Classical people grow up playing everybody else’s music, right? So I’ve been playing other people’s compositions forever. What changed for me in college was that I realized I wanted to play people’s music who were alive, not dead! So it became very important to me to play things that were really current and not too old. The difference is that when I’m playing other people’s music, I’m playing it with a mind to make it my own and getting inside of it as much as I can. When I’m playing my own music, I don’t have to get inside of it at all because it’s coming from the inside of me — which is sort of why the two CDs are each named “InSide” and “OutSide.”

This album was reportedly five years in the making. Can you talk about why, or how, that affected the outcome?

A lot of it has to do with how much I have to actually work to make a living, constantly touring and playing for people. Also, since I’m doing all of the work myself and have no real partnership in terms of production, I’m sort of obsessing over every little detail.

Do you consider yourself a perfectionist?

Well, I have a real problem with that word. I don’t believe in the concept of perfection. But I will say that I don’t let things go easily. I’m a person who wants to play with something until it feels exactly what I want it to feel like. But it isn’t so much about the details of having every note be perfect; it’s more that I want the feeling to be perfect. I want to make sure that when I put it out to an audience that it has the greatest chance of communicating what I want it to communicate.

So I’d rather take a long time and really let something develop, like all of these pieces. These are pieces that developed and changed over time. And because the production part of it is partly my instrument — it’s not just the violin — I would try things out and then come back to it months later, and think, “You know, I’d really like to hear this now.”

And how does your tendency for improvisation play with this?

What I’m leaving room for is so that when I play live, parts can change or I can loop, more or less.
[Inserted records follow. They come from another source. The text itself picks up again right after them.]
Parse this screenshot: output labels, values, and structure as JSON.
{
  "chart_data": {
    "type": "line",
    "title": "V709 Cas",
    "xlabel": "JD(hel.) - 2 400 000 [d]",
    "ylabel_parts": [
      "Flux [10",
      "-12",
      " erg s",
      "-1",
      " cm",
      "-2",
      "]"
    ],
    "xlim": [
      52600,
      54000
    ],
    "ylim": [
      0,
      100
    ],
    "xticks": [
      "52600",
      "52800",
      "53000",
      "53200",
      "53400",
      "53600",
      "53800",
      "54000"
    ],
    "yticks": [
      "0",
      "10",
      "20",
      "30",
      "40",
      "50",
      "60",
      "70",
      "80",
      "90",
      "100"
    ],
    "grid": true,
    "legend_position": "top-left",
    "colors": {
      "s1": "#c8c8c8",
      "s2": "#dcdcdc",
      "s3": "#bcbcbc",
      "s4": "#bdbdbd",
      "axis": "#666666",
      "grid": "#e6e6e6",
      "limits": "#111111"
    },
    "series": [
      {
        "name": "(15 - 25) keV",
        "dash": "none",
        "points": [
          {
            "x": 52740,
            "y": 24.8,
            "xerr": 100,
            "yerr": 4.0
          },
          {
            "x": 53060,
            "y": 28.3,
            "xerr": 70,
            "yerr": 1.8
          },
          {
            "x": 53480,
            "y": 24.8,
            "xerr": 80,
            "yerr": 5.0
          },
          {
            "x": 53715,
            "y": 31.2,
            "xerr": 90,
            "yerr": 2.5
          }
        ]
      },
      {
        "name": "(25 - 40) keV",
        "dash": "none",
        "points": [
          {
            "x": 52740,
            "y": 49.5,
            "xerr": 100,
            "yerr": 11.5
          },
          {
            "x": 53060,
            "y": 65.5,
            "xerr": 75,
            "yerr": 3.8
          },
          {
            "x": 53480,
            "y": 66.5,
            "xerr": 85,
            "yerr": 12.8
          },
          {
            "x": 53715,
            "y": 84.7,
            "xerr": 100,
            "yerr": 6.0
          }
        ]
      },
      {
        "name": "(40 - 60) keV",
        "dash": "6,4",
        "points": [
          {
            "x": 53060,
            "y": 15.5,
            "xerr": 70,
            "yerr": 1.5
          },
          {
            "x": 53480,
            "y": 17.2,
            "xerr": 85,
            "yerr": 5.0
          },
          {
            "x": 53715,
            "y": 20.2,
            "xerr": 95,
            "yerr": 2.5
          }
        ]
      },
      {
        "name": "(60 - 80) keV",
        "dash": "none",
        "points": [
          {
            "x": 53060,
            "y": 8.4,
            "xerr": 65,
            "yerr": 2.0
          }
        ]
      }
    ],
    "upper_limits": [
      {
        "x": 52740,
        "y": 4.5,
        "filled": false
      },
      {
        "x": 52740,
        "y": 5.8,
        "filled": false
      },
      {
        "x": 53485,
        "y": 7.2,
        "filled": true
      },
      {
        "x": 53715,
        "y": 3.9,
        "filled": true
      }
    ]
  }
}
So yes, all the pieces have room so that they’re fresh every time I play them. And the reason that I want that is twofold. One, I want every audience to hear something special, and I also want to keep my own attitude fresh and not get into a routine.

How critical for you is it to be able to compose and write regularly, rather than just playing?

Absolutely critical. It’s completely important for me to be improvising all the time, to be playing for people all the time, and to be composing. So all those things in different variations and recipes, that has to be happening for me all the time cause that’s the lifeblood of who I am.

I grew up as a violinist, you know. I was destined to be a concert violinist playing in front of an orchestra. That’s what my parents wanted for me, but I realized that what I was looking for was a vehicle for self-expression that couldn’t just be confined to the violin, couldn’t be confined to playing other people’s music. What I found that worked for me was this combination of ways of making music, and also collaborating. It’s vital for me to be collaborating with people. So some combination of that is what keeps me going in this world.